The odds of a disk failing in any given month are roughly one in 36. The odds of two different drives failing in the same month are roughly one in 36 squared, or 1 in about 1,300. The odds of three drives failing in the same month is 36 cubed or 1 in 46,656. The odds of seven different drives failing in the same month is 37 to the 7th power = 1 in 78,664,164,096.
Of course this is very simplified because disk failure modes are more at end-of-service-life rather than linearly spread over median life. So what if I am off by a factor of 4X? This crude calculation gets us into the same astronomical ballpark. You could insure against this event happening by buying lottery tickets. --theBuckWheat Comment at Doug Ross @ Journal: GEORGE WILL ON MIRACULOUS IRS COINCIDENCE OF CRASHED HARD DRIVES: "Religions Have Been Founded on Less"
Let the record reflect that I am not a mathematician and certainly not a statistician. But ISTM that the data center operator's math and methodology are incorrect. I think he has made a statistical error in treating the HDs failures as related events when they are independent events.
If the expected life span of an HD is 36 months, and for simplicity ignoring that failures occur nearer the end than the beginning, then each HD has a 1/36 chance of failing in any given month - regardless of what the HD one office away does. So the 1/36 odds per hard drive never change.
The incredulity therefore is not over failing HDs per se, but that the exact same people for whom the committee wants to read their emails are the ones whose HDs failed, and at the same time.
As Yogi Berra said in a different context, "It's too coincidental to be a coincidence."
To calculate the odds of that we have to place those HDs into the universe of possibles, which would be the total number of like workstations in the entire IRS.
Googling tells me that the IRS has 89,500 employees. Not all have email, of course, but let's be very generous and say only 50,000 do. That's 50K HDs, each with a 1/36 chance of failure in any given month.
That means that in any given month, 1/36 of the 50K drives will fail, or 1,388 drives each month.
But - and feel free to check my math - that means that the chances of specifically Lerner's HD failing in that particular month is 1/1,388. And the same odds for each of the other six drives.

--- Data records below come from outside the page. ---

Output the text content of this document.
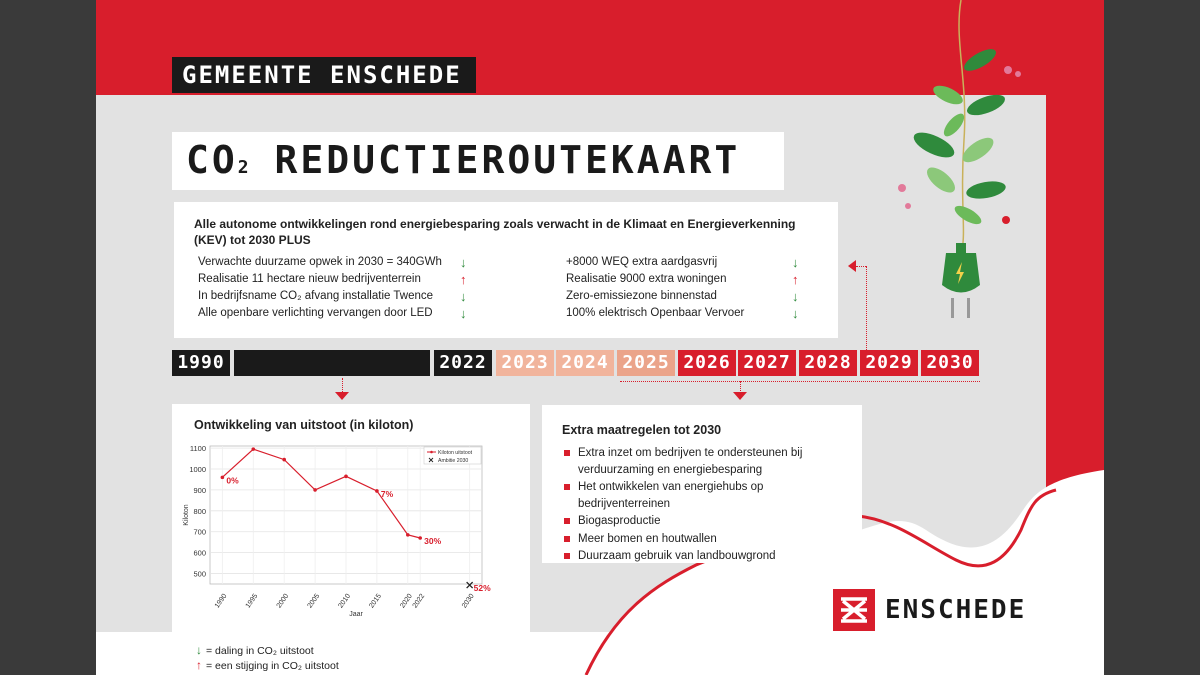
GEMEENTE ENSCHEDE
CO2 REDUCTIEROUTEKAART
Alle autonome ontwikkelingen rond energiebesparing zoals verwacht in de Klimaat en Energieverkenning (KEV) tot 2030 PLUS
Verwachte duurzame opwek in 2030 = 340GWh ↓
Realisatie 11 hectare nieuw bedrijventerrein	↑
In bedrijfsname CO₂ afvang installatie Twence ↓
Alle openbare verlichting vervangen door LED ↓
+8000 WEQ extra aardgasvrij	↓
Realisatie 9000 extra woningen	↑
Zero-emissiezone binnenstad	↓
100% elektrisch Openbaar Vervoer	↓
1990	2022 2023 2024 2025 2026 2027 2028 2029 2030
Ontwikkeling van uitstoot (in kiloton)
1100
1000
900
800
700
600
500
1990 1995 2000 2005 2010 2015 2020
2022	2030
Kiloton
Jaar
0%
7%
30%
52%
Kiloton uitstoot
Ambitie 2030
Extra maatregelen tot 2030
Extra inzet om bedrijven te ondersteunen bij verduurzaming en energiebesparing
Het ontwikkelen van energiehubs op bedrijventerreinen
Biogasproductie
Meer bomen en houtwallen
Duurzaam gebruik van landbouwgrond
↓ = daling in CO₂ uitstoot
↑ = een stijging in CO₂ uitstoot
ENSCHEDE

That's where you start multiplying the odds together. Excel tells me that 1/1388 is 0.00072, or 0.072 percent chance. Now we calculate the odds of all seven specific HDs failing, which is .072 pc X .072 ... seven times.
And that makes the final odds 0.0000000000000000000000000000000000000000000000000000000000000001 percent.
Expressed in notation, it is 1.01E-66. (I'm letting Excel calculate all this.)
To what may we compare this? Well, how about the number of stars in the entire universe? According to space.com,
Kornreich used a very rough estimate of 10 trillion galaxies in the universe. Multiplying that by the Milky Way's estimated 100 billion stars results in a large number indeed: 100 octillion stars, or 100,000,000,000,000,000,000,000,000,000 stars, or a "1" with 29 zeros after it. Kornreich emphasized that number is likely a gross underestimation, as more detailed looks at the universe will show even more galaxies.I have never seen an estimate of 10 trillion galaxies before, the top number I have ever seen in "only" 500 billion. But let's leave it at 10 T:
Number of stars in 10 trillion galaxies: 1.00E+29
Odds of those seven particular IRS HDs failing the same month:
Please note that according to Universe Today, there are about 1.0E+80 atoms in the entire universe.
So the odds against those seven identified HDs failing at the same time is sensibly comparable to the inverse of the number of atoms in the entire universe.
Again, I would welcome math checking!
Update: I got an email from a long-time reader who signed his name but asked me to protect it. He has someone with three and a half decades of experience in this sort of thing. Here is is, unedited:
While I don't believe for a second the IRS's excuses, these putative spontaneous disk drive failures wouldn't necessarily be independent events. The phrase "common mode failure" strikes fear in the hearts of engineers, and it's been observed many times that a batch of disks fail at about the same time. Perhaps their shipping container got banged a little to much in transit from the Far East (best guess we had at one point for a common problem with Seagate drives). Or a common part or design flaw in the same or more than one lot of disks. IF these computers were all deployed at the same time from the same source it *could* happen with not quite so astronomical odds.... Also, a few years ago a couple of studies of massive installations of hard drives was done, one by Google (takeaways were that disk drive engineers seem to have a very good handle on heat, and 1/2 of those that fail will do so without any warning), and one of a number of huge supercomputers, which had thousands of drives. The relevant detail from that study is that disk drives don't follow the bathtub curve of failure. They almost always work out of the box, and start wearing down sometime in their 2nd year of service. I focus more on the timing, Lerner's drive supposedly failed 10 days after the letter from the Congressman got things rolling, they canceled their backup service 2 months after the letter, the other convenient failures, with the clearest sign of ill will being the IRS's discarding of her drive, instead of sending it to a recovery facility. You'resimply not allowed to do the latter once you're on notice, unless, of course, you're above the law. Which this crowd currently is. Anyway, the above nits aside, I've found your blog to be very worthwhile over the years, I'm glad you've back from your pause, and am looking forward to your essay on why the Republicans will never gain the presidency again.